For GRPC, it maps the port 8001 to the port 8001.
For the metric server, it maps the port 8002 to the port 8002
It maps the local directory, named model_repository
to the folder named /models
in the docker container by using volumes.
We specify that the triton server should use the model folder as the model repository.
If everything goes well with that command you should be able to see the following output which tells us which port is used by the model.
I0329 18:42:18.452806 1 grpc_server.cc:2495] Started GRPCInferenceService at 0.0.0.0:8001
I0329 18:42:18.460674 1 http_server.cc:4619] Started HTTPService at 0.0.0.0:8000
I0329 18:42:18.520315 1 http_server.cc:282] Started Metrics Service at 0.0.0.0:8002
With that code, we have our embedding API running and we can now send requests to it.
Making Request to the inference Server.
We have now built our model, the next step is to make an inference request to it and analyze the response.
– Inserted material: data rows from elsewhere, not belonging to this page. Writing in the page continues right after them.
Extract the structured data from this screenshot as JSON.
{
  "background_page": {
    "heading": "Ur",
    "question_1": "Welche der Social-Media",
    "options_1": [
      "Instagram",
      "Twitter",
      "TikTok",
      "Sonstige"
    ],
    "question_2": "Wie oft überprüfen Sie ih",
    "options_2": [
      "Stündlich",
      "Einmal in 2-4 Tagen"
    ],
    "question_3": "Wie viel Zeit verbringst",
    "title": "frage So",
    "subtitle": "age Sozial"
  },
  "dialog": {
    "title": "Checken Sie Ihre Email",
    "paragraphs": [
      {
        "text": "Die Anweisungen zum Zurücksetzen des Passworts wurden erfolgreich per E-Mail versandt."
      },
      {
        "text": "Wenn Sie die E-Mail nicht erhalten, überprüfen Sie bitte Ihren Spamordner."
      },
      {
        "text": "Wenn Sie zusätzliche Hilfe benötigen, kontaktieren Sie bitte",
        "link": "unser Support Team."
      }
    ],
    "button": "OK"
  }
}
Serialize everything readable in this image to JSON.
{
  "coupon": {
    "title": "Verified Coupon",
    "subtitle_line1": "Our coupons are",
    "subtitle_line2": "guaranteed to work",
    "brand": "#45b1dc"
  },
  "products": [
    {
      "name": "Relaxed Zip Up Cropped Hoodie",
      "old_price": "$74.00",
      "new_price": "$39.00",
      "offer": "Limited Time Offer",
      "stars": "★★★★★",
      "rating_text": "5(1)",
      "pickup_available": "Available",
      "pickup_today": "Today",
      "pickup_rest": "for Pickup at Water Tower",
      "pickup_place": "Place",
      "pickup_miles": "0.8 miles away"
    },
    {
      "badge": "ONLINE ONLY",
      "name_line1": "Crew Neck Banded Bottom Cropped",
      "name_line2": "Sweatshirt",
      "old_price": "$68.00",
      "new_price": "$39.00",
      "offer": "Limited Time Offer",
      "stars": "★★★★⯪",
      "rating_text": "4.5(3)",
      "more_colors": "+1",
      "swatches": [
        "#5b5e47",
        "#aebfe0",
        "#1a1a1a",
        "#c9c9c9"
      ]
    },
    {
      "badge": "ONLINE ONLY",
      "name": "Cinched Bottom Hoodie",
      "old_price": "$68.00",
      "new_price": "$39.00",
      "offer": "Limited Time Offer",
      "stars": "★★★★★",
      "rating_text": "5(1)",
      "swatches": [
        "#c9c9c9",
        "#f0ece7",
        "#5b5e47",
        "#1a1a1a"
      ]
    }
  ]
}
Since the model is deployed as a REST API you can make inference requests to it using any client of your choice in any language
. The inference server is very strict in terms of what it expects as input, and how to interact with it. Fortunately, they have described different clients to use to build the inputs.
For demonstration purposes, I will be using the Python HTTP client to make the inference requests.
But nothing restricted you from using your language of choice to make HTTP requests to the API.
import numpy as np
import tritonclient.http as httpclient
url = "localhost:8000"
http_client = httpclient.InferenceServerClient(url=url,verbose=False)
The above code creates the http client, with our server url, let us define the input and output of it.
text_input = httpclient.InferInput('TEXT', shape=[1], datatype='BYTES')
embedding_output = httpclient.InferRequestedOutput("3391", binary_data=False)
Those are the placeholder for our inputs and output, let us fill them now:
sentences = ["what cause covid"]
np_input_data = np.asarray([sentences], dtype=object)
np_input_data.reshape(-1)
text_input.set_data_from_numpy(np_input_data.reshape(-1))
results = http_client.infer(model_name="ensemble_model", inputs=[text_input], outputs=[embedding_output])
results
We can now convert back the output to numpy using
inference_output = results.as_numpy('3391')
print(inference_output.shape)
That is all we have our embedding API, which takes the text and produces the embedding vector.
Conclusion
In this post, we have learned how to deploy an embedding model as an API using the triton inference server. The knowledge learned in this post can be used to deploy any transformer model with an encoder or decoder using the triton inference server. Any model from the BERT, or GPT family. It can slightly be adapted to use with encoder-decoder models such as T5 or M2M.
Once we deploy the model to the production server it will grow with users and need to scale. In the second part of this series, we will learn how to scale the model using Kubernetes.